Fw: [ale] Building Linux manually

Joe Knapka jknapka at charter.net
Mon Jul 10 10:19:58 EDT 2000


The easy way is to just use LILO on the HD's MBR. LILO
should work fine even on ancient, decrepit systems. If
you don't want to use LILO for some reason, then you can
do this (which I haven't done yet, but will try later
today on a throwaway HD):

(1) Create a very small (1MB) /dev/hda1 partition and dd your
kernel zImage to that. (The kernel has to occupy a separate
partition from any filesystem, since it's just a string of
bytes, not a collection of logical filesystem blocks - the
kernel partition doesn't contain a filesystem at all.)
(2) Create a /dev/hda2 partition for your actual filesystem
and populate it with whatever software you need.
(3) Ensure that the dd'd kernel image will mount /dev/hda2 as /
(using rdev, or else just build it that way).
(4) Mark the /dev/hda1 partition "bootable" in fdisk.

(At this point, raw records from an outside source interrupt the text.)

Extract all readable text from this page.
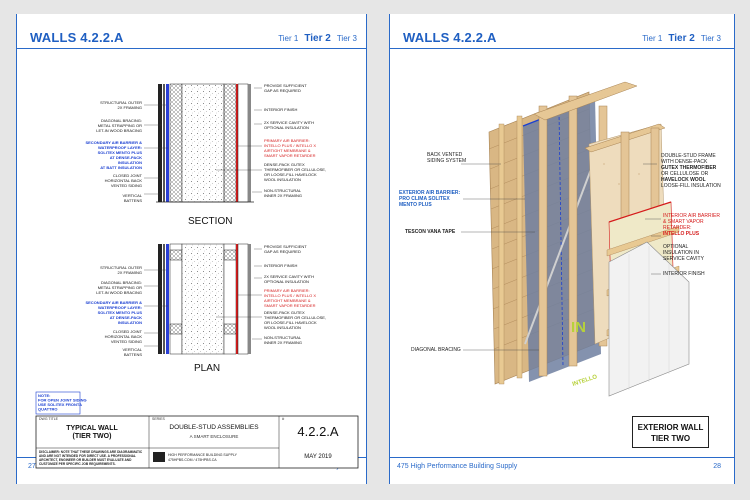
WALLS 4.2.2.A	Tier 1 Tier 2 Tier 3
27
SECTION
PLAN
STRUCTURAL OUTER 2X FRAMING
DIAGONAL BRACING: METAL STRAPPING OR LET-IN WOOD BRACING
SECONDARY AIR BARRIER & WATERPROOF LAYER: SOLITEX MENTO PLUS AT DENSE-PACK INSULATION AT BATT INSULATION
CLOSED JOINT HORIZONTAL BACK VENTED SIDING
VERTICAL BATTENS
PROVIDE SUFFICIENT GAP AS REQUIRED
INTERIOR FINISH
2X SERVICE CAVITY WITH OPTIONAL INSULATION
PRIMARY AIR BARRIER: INTELLO PLUS / INTELLO X AIRTIGHT MEMBRANE & SMART VAPOR RETARDER
DENSE-PACK GUTEX THERMOFIBER OR CELLULOSE, OR LOOSE-FILL HAVELOCK WOOL INSULATION
NON-STRUCTURAL INNER 2X FRAMING
STRUCTURAL OUTER 2X FRAMING
DIAGONAL BRACING: METAL STRAPPING OR LET-IN WOOD BRACING
SECONDARY AIR BARRIER & WATERPROOF LAYER: SOLITEX MENTO PLUS AT DENSE-PACK INSULATION
CLOSED JOINT HORIZONTAL BACK VENTED SIDING
VERTICAL BATTENS
PROVIDE SUFFICIENT GAP AS REQUIRED
INTERIOR FINISH
2X SERVICE CAVITY WITH OPTIONAL INSULATION
PRIMARY AIR BARRIER: INTELLO PLUS / INTELLO X AIRTIGHT MEMBRANE & SMART VAPOR RETARDER
DENSE-PACK GUTEX THERMOFIBER OR CELLULOSE, OR LOOSE-FILL HAVELOCK WOOL INSULATION
NON-STRUCTURAL INNER 2X FRAMING
NOTE: FOR OPEN JOINT SIDING USE SOLITEX FRONTA QUATTRO
DWG TITLE
TYPICAL WALL (TIER TWO)
SERIES
DOUBLE-STUD ASSEMBLIES
A SMART ENCLOSURE
#
4.2.2.A
MAY 2019
DISCLAIMER: NOTE THAT THESE DRAWINGS ARE DIAGRAMMATIC AND ARE NOT INTENDED FOR DIRECT USE. A PROFESSIONAL ARCHITECT, ENGINEER OR BUILDER MUST EVALUATE AND CUSTOMIZE PER SPECIFIC JOB REQUIREMENTS.
HIGH PERFORMANCE BUILDING SUPPLY
475HPBS.COM / 475HPBS.CA
WALLS 4.2.2.A	Tier 1 Tier 2 Tier 3
475 High Performance Building Supply	28
IN
INTELLO
BACK VENTED
SIDING SYSTEM
EXTERIOR AIR BARRIER:
PRO CLIMA SOLITEX
MENTO PLUS
TESCON VANA TAPE
DIAGONAL BRACING
DOUBLE-STUD FRAME
WITH DENSE-PACK
GUTEX THERMOFIBER
OR CELLULOSE OR
HAVELOCK WOOL
LOOSE-FILL INSULATION
INTERIOR AIR BARRIER
& SMART VAPOR
RETARDER:
INTELLO PLUS
OPTIONAL
INSULATION IN
SERVICE CAVITY
INTERIOR FINISH
EXTERIOR WALL
TIER TWO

This scheme will probably not work unless you have a
standard DOS MBR on the HD (I'm pretty sure that
booting a "bootable" partition normally requires this).

-- Joe

Rod Young wrote:
> 
> So dd it to /dev/hda1 then? I have an interest in recycling old systems.
> -----Original Message-----
> From: Joe Knapka <jknapka at charter.net>
> To: Gary Lawler <axxess-spamgard. at denied.com>; ale at ale.org <ale at ale.org>
> Date: Saturday, July 08, 2000 1:13 AM
> Subject: Re: [ale] Building Linux manually
> 
> >I said: dd a kernel to /dev/hda
> >
> >DO NOT DO THIS! It will destroy your partition table,
> >which will be really bad if you've got other partitions
> >you want to preserve. I'm sorry I mentioned it.
> >Apologies.
> >
> >-- Joe
> >
> >Joe Knapka wrote:
> >>
> >> For partitioning, you'll need a statically-linked fdisk
> >> executable. Unless you plan to have multiple kernels
> >> installed, you may not even need LILO; a normal kernel
> >> will boot if it's just dd'd to a floppy, and I think
> >> the same will work if you dd it to a raw HD. So you'd
> >                            ^^^^^^^^^^^^^^^^^
> >
> >> create an initial partition /dev/hda1 that's at least
> >> big enough to hold the kernel, then dd the kernel to
> >> /dev/hda (not /dev/hda1 - you want to write the beginning
> >> of the kernel over the MBR of the HD). Then
> >> make a root partition /dev/hda2 (and rdev the kernel
> >> image appropriately, if required). Then make /sbin/init
> >> a link to /bin/bash, and you get a system that boots
> >> straight into bash from the word go.
> >>
> >> I did this a long time ago (about 1992), and I just happen to
> >> have a machine that I'm going to blow away tonight and install
> >> a fresh copy of Slackware on. I'll try to do a minimal install
> >> first and let you know how it goes.
> >>
> >> -- Joe
> >>
> >> Gary Lawler wrote:
> >> >
> >> > I have a disk with the basic boot up for linux. I downloaded the kernel
> >> > (2.2.16), the kernel patch, and the basic GNU utilities. I want to
> >> > partition the drive, install the kernel, bash, and lilo manually. Which
> >> > should I do first and how should I do it? What utilities to I need on
> >> > disk to make the partitions and format them for linux? Dose the kernel
> >> > have to go on the disk first before lilo or the other utilities? Please
> >> > help!!!
> >> > Thanks a head of time. All comments are wanted.
> >> >
> >> > Gary Lawler
> >> > glawlert6 at yahoo.com
> >> >
> >> > --
> >> > To unsubscribe: mail majordomo at ale.org with "unsubscribe ale" in
> message body.
> >>
> >> -- Joe Knapka
> >> * What happens when a mysterious force meets an inscrutable object?
> >> --
> >> To unsubscribe: mail majordomo at ale.org with "unsubscribe ale" in message
> body.
> >
> >-- Joe Knapka
> >* What happens when a mysterious force meets an inscrutable object?
> >--
> >To unsubscribe: mail majordomo at ale.org with "unsubscribe ale" in message
> body.
> 
> --
> To unsubscribe: mail majordomo at ale.org with "unsubscribe ale" in message body.

-- Joe Knapka
* What happens when a mysterious force meets an inscrutable object?